As soon as the Berrys were assured of the identity of the villains who had robbed them they appealed to the people to assist in their capture. The robbers had stripped them of all their hard earnings, and they had the sympathy of' every honest man in the community. Nothing more was needed to kindle into a flame of popular excitement the long pent-up fires of smothered indignation. Public sentiment was clamorous for the capture and punishment of the robbers. It gathered strength day by day, until it became the all-absorbing topic everywhere. Men assembled on the street corners, in the stores, in the saloons, and at the outside mining camps to compare views and consult upon measures of relief. Meantime, several parties, whose faith in immediate action was stronger than in consultation, set out in pursuit of the robbers.
From the fact that they had passed south of Lewiston it was believed they had gone down the Columbia. Distributing themselves along the different roads and trails in that direction, the pursuers made diligent search for them in every nook and corner which could afford them a hiding-place. Their diligence was successful. The robbers had separated, but were arrested in detail, -Peoples at Walla Walla, Scott on Dry Creek, near there, and English at Wallula, forty miles distant on the Columbia.
The only surprise they manifested upon being arrested was at the temerity of their captors. In a community which had so long held them in fear any legal interference with their business was deemed by them an outrage. They did not pause to inquire whether their reign was near its termination, nor think that perhaps the people had decided as between longer submission to their villanies and condign punishment for their actual crimes. If they had, their efforts to escape would have been immediate. As it was, they rested easy, and reflected savagely upon the revenge in store for their captors after their friends had effected their rescue.
They were taken in irons to Walla Walla. Judge Smith ordered their removal to Florence for trial. Such was the indignation of the citizens of Lewiston that on their arrival there it was determined they should be tried by the people. All confidence in the law and the courts was lost. Accordingly a committee was appointed to investigate the circumstances of the robbery and declare the punishment. The prisoners were taken in charge by the committee, and confined to an unfinished building on the bank of the Clearwater, which was strongly guarded. To make their work thorough and terrify others of the band who were known to he prowling about the saloons of Lewiston, a number of persons were appointed, with instructions to effect their immediate arrest. In anticipation of this course all suspected persons except one escaped by flight. This one, known by the name of "Happy Harry," was a simple fellow, who denied all association with the band, confessed to a few petty offences, and was discharged on condition that he would instantly leave and never return to the country.
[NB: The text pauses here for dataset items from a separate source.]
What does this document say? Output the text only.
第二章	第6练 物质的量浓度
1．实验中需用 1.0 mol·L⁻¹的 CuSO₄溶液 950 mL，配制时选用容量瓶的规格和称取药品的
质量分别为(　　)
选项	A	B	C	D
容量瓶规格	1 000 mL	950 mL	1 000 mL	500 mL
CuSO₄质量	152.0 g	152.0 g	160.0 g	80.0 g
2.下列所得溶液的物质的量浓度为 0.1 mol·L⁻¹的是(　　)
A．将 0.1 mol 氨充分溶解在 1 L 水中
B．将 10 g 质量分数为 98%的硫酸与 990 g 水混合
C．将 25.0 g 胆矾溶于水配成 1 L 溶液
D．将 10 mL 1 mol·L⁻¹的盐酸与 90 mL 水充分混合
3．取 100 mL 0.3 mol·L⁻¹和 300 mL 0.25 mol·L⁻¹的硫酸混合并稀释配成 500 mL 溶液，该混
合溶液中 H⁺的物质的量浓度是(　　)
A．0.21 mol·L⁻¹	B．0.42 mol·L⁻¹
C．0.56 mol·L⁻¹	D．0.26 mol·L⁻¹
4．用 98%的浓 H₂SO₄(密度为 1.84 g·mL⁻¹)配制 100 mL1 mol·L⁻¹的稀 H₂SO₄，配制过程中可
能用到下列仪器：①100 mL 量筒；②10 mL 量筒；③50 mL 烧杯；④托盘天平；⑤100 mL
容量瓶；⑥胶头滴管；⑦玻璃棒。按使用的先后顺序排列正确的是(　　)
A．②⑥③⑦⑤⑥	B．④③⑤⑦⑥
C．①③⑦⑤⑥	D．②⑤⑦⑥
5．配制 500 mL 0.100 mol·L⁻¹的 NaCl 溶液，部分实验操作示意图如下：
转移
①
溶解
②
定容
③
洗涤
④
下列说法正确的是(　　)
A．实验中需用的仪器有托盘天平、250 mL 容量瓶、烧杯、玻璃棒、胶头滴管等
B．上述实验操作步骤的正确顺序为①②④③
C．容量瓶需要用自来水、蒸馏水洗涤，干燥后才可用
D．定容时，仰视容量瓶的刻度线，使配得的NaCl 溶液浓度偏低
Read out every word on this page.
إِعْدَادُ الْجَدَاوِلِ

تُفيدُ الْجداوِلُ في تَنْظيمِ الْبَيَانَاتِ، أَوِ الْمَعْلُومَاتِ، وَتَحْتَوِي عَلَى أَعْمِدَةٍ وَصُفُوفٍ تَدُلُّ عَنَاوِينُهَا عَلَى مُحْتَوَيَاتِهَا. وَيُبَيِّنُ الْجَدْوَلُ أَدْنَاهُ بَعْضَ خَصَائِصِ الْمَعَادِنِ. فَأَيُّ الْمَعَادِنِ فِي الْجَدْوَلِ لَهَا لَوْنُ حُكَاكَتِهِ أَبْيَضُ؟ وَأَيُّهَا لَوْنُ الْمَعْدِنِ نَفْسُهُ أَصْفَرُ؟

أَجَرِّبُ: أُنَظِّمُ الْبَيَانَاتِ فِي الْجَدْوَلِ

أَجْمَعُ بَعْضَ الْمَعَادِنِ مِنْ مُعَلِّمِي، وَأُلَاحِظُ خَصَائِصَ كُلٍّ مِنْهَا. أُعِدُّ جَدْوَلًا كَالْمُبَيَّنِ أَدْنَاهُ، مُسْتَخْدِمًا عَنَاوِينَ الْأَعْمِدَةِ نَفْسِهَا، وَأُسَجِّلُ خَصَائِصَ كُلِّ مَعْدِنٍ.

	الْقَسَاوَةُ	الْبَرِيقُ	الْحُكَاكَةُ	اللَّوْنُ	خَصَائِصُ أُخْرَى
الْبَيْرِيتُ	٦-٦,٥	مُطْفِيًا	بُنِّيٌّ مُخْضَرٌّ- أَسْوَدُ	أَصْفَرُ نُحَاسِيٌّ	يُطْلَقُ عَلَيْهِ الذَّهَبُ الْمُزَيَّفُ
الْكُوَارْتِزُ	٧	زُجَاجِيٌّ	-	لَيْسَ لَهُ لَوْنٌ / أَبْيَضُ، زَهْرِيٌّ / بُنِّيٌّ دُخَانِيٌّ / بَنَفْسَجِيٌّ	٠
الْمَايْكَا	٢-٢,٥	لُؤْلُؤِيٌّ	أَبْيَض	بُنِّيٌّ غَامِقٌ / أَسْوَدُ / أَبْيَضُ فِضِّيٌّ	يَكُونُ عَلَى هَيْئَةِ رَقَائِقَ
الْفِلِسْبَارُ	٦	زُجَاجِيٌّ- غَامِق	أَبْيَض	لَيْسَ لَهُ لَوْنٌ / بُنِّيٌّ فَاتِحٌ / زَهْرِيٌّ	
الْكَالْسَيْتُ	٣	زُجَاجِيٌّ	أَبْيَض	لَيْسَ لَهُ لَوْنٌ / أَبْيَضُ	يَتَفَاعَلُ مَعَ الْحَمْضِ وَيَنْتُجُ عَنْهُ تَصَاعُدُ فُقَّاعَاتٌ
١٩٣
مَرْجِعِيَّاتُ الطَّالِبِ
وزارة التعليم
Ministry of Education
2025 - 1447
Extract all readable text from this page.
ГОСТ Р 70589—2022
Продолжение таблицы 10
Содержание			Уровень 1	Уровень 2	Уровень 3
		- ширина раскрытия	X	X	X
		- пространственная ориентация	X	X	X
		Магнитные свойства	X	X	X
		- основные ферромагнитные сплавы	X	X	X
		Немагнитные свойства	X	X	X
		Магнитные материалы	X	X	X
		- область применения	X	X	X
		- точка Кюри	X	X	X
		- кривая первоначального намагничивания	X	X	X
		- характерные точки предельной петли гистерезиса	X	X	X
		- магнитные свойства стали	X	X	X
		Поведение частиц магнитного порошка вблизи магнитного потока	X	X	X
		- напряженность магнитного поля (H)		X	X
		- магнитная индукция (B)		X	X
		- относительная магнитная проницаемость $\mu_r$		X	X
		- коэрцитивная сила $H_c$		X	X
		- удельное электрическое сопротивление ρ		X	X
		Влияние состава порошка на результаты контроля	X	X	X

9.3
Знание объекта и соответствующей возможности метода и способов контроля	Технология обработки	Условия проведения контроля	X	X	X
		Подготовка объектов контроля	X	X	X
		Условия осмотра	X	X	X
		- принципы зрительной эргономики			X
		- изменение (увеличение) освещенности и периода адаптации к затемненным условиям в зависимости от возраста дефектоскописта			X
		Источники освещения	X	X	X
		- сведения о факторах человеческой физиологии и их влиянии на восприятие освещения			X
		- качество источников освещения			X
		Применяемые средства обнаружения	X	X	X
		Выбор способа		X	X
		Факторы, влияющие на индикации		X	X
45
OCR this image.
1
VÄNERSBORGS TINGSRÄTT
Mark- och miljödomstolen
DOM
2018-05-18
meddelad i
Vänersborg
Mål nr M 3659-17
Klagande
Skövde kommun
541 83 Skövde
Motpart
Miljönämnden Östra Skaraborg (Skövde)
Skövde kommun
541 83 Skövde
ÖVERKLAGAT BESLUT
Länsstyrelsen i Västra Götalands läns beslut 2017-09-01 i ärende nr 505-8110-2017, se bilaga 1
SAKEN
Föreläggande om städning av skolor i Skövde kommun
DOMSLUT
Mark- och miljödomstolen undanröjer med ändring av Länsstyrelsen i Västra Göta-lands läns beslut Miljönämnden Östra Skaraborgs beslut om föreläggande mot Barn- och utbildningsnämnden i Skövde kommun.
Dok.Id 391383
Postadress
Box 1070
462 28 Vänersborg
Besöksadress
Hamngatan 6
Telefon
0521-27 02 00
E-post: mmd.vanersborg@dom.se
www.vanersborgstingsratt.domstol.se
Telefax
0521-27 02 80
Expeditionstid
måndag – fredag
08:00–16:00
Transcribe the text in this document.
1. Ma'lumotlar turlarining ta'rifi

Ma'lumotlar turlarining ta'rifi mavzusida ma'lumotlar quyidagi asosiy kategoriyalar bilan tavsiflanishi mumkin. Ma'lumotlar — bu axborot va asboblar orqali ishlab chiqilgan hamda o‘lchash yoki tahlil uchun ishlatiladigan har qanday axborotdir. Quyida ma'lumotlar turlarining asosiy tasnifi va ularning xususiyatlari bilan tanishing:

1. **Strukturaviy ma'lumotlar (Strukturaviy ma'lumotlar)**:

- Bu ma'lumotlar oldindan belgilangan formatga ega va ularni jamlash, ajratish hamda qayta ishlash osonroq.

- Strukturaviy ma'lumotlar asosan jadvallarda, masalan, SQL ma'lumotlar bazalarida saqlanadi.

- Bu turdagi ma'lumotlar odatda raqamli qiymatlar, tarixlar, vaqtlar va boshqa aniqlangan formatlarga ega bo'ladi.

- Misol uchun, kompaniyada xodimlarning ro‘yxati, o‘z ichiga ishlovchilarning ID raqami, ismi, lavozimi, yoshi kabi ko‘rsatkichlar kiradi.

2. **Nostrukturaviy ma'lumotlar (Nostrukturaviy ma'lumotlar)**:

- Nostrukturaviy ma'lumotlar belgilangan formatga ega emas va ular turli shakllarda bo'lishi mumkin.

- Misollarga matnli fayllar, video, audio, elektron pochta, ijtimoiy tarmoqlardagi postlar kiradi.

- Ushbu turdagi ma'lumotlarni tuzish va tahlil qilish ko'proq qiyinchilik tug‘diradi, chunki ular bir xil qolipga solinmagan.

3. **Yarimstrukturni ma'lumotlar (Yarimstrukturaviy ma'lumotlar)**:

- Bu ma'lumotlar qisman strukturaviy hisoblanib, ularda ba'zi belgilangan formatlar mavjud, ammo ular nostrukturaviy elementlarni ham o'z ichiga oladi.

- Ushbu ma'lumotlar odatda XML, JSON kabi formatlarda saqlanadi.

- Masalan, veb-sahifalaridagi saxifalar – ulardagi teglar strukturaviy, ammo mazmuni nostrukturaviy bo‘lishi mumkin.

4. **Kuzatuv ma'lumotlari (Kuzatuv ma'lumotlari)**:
He has never been heard of since.
One of the shrewdest of the gang, who from a personal deformity was called "Clubfoot George," well known as a robber and horse thief, escaped arrest by surrendering himself to the commandant of Fort Lapwai (a United States post twelve miles distant), who confined him in the guard house. The final disposition of the three villains in custody was delayed until the next day. A strong guard of well-armed men surrounded their prison. Just after midnight the sleeping inhabitants of the town were roused by several shots fired in the direction of the place of confinement. In a few minutes the streets were filled with citizens. A former friend of Peoples, one Marshall, who kept a hotel in town, had, in attempting his rescue, fired upon the guard. In return he received a shot in his arm, and was prostrated by a blow from a clubbed musket. The cause of the melee being explained, the people withdrew, leaving the sentinels at their posts.
The next morning at an early hour the people gathered around the prison. The guards were gone and the door ajar. Unable to restrain their curiosity, and fearful that the robbers had been rescued, they pushed the door wide open. There, hanging by the neck, stark and cold, they beheld the bodies of the three desperadoes. Justice had been anticipated, and the first Vigilance Committee of the northern mines had commenced its work. No one knew or cared who had done it, but all felt that it was right, and the community breathed freer than at any former period of its history.
Intelligence of the execution, with the usual exaggeration, spread far and wide through the mining camps. It was received with approval by the sober citizens, but filled the robber horde with consternation. Charley Harper, while on his way from Florence to Lewiston to gather full particulars, met a mountaineer.
"Stranger," he inquired, "what's the news'?"
"I s'pose you've heard about the hanging of them fellers?"
"Heard something. What's the particulars?"
"Well, Bill Peoples, Dave English, and Nels Scott have gone in. They strung 'em up like dried salmon. Happy Harry got out of the way in time; but if they get Club Foot George, his life won't be worth a cent. They're after a lot more of 'em up in Florence."
"Do you know who all they're after'?" asked Harper.
"Yes. Charley Harper's the big chief they're achin' for the most, but the story now is that he's already hung. A fellow went into town day before yesterday, and said he saw him strung up out here on Camas Prairie. Did you hear anything of it back on the road?"
Harper needed no further information. He felt that the country was too hot to hold him, and that the bloodhounds were on his track. As soon as the miner was out of sight, he turned to the right, crossed the Clearwater some miles above Lewiston, and pursued a trail to Colville on the Upper Columbia, where we will take leave of him for the present.